Keith Urban singles chronology
| "In God's Hands" (2008) | "You Look Good in My Shirt" (2008) | "Start a Band" (2008) |

Music video
- "You Look Good in My Shirt" at CMT.com

= You Look Good in My Shirt =

"You Look Good in My Shirt" is a song, written by Mark Nesler, Tom Shapiro, and Tony Martin and recorded by Australian country music artist Keith Urban for his 2002 album Golden Road. The original version charted at number 60 on the country charts in 2004 based on unsolicited airplay, while a re-recorded version of the song (which was included on a re-issue of Urban's 2007 Greatest Hits: 18 Kids compilation album) was issued as a single in June 2008. For the chart week of September 6, 2008, it has become Urban's eighth Number One song and his first Number One since "Better Life" reached Number One in late 2005.

==Content==
The song is an up-tempo based on electric guitar riffs. Its lyrics tell of a male and female who had previously broken up, but reunited the night before, as stated in the last half of the first verse. The chorus takes place the morning after their reunion, where the male character then sees that the female is wearing nothing but his shirt, and although he is uncertain about their relationship, he likes how she looks.

==Critical reception==
Ben Cisneros of Engine 145 gave the song a "thumbs up" rating. His review made note of the "70's guitar fills" and the simple song structure, which "kept the cuteness in this one from crossing over from enjoyable into insufferable territory".

==History==
"You Look Good in My Shirt" was initially planned to be released as the fifth and final single from Urban's 2002 album Golden Road. However, it was withdrawn and replaced with "Days Go By", the first single from his next album 2004's Be Here. Even though the song had been withdrawn before it could be promoted as a single, the version from Golden Road received enough airplay to reach #60 on the Billboard country charts.

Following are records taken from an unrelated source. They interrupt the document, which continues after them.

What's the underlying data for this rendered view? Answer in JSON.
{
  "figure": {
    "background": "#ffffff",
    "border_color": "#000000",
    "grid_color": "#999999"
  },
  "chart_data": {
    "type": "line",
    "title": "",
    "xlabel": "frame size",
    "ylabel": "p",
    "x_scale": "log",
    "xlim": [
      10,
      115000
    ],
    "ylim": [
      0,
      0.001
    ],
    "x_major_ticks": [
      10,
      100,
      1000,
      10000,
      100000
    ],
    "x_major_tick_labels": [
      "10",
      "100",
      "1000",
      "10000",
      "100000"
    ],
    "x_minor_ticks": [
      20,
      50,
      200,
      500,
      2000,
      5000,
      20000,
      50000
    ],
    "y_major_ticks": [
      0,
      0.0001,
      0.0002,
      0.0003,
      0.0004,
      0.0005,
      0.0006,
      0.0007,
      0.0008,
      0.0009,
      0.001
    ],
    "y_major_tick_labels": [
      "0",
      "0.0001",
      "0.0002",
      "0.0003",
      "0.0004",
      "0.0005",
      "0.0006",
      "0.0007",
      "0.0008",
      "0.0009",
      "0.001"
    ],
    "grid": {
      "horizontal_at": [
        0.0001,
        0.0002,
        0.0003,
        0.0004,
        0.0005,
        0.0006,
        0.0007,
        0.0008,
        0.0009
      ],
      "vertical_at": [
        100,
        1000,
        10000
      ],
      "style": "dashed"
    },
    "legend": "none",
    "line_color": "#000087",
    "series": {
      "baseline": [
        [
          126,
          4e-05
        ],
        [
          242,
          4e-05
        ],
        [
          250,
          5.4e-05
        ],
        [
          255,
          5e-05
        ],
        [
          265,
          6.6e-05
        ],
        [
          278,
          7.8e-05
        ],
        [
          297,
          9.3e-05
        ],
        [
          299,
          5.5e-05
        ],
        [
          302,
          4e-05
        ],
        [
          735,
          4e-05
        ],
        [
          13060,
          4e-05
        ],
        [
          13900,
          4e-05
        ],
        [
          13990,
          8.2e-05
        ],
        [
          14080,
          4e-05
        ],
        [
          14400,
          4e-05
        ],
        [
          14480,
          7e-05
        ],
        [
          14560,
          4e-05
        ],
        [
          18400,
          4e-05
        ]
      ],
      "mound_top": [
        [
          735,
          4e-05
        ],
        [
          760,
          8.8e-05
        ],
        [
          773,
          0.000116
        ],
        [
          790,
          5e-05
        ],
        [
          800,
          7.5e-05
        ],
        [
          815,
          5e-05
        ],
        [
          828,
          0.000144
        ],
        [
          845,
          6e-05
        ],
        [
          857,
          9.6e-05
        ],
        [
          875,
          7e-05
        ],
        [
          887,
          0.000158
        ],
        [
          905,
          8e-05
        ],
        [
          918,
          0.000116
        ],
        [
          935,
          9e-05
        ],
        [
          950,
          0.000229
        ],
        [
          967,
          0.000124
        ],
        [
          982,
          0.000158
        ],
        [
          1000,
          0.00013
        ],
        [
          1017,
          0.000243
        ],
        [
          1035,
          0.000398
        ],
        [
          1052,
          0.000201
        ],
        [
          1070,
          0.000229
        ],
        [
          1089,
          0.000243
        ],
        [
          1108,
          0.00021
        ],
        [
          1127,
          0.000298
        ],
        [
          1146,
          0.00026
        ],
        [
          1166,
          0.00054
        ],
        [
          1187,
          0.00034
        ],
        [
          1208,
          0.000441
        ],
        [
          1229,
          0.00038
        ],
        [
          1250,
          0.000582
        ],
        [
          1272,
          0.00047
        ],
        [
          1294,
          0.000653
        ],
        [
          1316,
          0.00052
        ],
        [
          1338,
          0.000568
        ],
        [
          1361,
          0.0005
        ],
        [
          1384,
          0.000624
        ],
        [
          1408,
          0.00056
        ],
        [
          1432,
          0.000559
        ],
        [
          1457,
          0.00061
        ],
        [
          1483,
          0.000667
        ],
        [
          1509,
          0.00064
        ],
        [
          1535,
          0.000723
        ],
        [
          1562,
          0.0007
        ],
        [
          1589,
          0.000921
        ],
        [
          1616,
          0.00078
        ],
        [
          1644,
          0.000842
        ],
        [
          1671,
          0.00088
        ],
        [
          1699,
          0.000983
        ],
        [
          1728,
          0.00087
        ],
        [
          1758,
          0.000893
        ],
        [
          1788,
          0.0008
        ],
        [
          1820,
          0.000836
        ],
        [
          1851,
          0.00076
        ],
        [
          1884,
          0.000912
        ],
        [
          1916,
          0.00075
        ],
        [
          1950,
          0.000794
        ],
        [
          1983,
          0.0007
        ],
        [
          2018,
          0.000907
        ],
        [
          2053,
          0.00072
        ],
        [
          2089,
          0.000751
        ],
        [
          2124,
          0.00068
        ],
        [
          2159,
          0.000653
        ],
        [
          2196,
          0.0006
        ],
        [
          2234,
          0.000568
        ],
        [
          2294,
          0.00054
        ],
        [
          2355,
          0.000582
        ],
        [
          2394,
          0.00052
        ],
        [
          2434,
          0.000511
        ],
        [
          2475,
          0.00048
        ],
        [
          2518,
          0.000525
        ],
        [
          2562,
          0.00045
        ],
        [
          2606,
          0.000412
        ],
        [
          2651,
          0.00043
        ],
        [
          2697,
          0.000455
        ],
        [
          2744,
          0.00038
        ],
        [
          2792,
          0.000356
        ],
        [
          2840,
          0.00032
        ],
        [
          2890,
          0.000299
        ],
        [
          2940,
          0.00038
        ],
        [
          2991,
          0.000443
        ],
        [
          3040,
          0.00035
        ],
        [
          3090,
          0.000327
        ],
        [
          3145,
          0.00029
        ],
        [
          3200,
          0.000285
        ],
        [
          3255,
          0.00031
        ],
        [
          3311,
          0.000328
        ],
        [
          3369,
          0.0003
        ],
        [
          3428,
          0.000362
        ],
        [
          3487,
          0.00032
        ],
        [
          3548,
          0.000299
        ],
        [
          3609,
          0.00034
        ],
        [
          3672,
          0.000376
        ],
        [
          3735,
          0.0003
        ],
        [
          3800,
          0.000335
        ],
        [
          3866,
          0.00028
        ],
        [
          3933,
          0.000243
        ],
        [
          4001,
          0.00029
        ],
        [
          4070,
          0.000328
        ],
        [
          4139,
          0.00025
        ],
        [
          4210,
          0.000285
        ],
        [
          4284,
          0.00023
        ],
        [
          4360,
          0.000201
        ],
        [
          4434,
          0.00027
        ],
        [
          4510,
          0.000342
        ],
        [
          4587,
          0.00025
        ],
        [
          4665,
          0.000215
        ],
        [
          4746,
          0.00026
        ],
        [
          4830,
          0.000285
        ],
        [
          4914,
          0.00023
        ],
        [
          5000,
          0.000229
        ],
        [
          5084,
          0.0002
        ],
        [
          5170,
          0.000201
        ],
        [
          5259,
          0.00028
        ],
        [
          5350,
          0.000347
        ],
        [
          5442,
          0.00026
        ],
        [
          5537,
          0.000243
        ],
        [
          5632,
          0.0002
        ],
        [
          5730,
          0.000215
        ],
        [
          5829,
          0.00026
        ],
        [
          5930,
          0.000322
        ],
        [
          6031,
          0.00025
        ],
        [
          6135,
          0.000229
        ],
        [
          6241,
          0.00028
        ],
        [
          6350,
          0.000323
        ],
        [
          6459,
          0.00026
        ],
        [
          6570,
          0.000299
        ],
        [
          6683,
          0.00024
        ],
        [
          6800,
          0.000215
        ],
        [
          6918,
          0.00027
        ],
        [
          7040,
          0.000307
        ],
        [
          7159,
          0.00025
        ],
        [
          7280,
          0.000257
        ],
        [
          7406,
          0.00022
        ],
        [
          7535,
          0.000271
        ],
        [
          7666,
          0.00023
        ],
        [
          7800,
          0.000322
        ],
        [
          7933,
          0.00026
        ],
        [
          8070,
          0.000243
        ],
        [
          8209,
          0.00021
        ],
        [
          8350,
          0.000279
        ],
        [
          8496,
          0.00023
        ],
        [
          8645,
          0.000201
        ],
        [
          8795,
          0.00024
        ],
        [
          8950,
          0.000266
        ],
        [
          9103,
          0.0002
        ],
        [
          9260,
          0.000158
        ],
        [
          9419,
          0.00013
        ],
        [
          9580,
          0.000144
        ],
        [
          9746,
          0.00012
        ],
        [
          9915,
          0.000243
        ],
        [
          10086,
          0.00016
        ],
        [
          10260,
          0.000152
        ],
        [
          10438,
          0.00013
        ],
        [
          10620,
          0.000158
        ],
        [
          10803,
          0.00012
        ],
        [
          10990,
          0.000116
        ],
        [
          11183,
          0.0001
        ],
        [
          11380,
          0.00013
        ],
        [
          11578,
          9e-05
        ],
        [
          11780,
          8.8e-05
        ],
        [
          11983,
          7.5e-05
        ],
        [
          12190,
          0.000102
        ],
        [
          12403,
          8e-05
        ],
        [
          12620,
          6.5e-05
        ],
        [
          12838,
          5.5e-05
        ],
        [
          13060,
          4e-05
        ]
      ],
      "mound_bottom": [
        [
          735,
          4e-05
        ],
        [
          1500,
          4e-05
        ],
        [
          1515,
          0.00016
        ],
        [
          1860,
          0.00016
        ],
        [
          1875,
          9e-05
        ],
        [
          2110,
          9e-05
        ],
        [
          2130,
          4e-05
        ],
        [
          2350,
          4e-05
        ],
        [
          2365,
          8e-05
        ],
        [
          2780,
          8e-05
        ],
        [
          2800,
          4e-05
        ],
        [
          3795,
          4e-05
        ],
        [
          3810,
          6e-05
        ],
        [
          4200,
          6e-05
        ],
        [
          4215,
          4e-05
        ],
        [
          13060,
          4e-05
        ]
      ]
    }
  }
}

In June 2008, Urban re-recorded the song and officially released that new version as a single. According to Urban, his intention to re-record the song was to "bring all of the live energy" to it, since the song had become a regular feature of his concerts and had gained popularity among fans. The newly-recorded rendition debuted at number 42 on the Hot Country Songs chart for the week of June 14, 2008. On the chart dated for September 6, 2008, the song became Urban's eighth Number One hit on the U.S. country charts. In addition to its inclusion on the live DVD, the newly-recorded version of "You Look Good in My Shirt" was also featured on a re-issue of Urban's compilation album Greatest Hits: 18 Kids album, which was re-titled Greatest Hits: 19 Kids in order to indicate the addition of a new track.

==Music video==
The music video was recorded live in Atlanta, GA, during Urban's Love, Pain, & The Whole Crazy World Tour. It was directed by Chris Hicky.

==Chart performance==
The initial version of "You Look Good in My Shirt" spent one week at #60 on the Billboard country charts. The 2008 re-recording reached Number One on the country charts on the chart week of September 6, 2008, giving Urban his first Billboard Number One since "Better Life" three years previous.

===Golden Road version===

| Chart (2004) | Peak position |
|---|---|
| US Hot Country Songs (Billboard) | 60 |

===2008 re-recording===

| Chart (2008) | Peak position |
|---|---|
| Canada Country (Billboard) | 1 |
| Canada Hot 100 (Billboard) | 54 |
| US Billboard Hot 100 | 44 |
| US Hot Country Songs (Billboard) | 1 |

====Year-end charts====

| Chart (2008) | Position |
|---|---|
| Canada Country (Billboard) | 5 |
| US Country Songs (Billboard) | 17 |

==Certifications==

| Region | Certification | Certified units/sales |
| Australia (ARIA) | Gold | 35,000^{‡} |
| United States (RIAA) | Gold | 500,000^{‡} |
^{‡} Sales+streaming figures based on certification alone.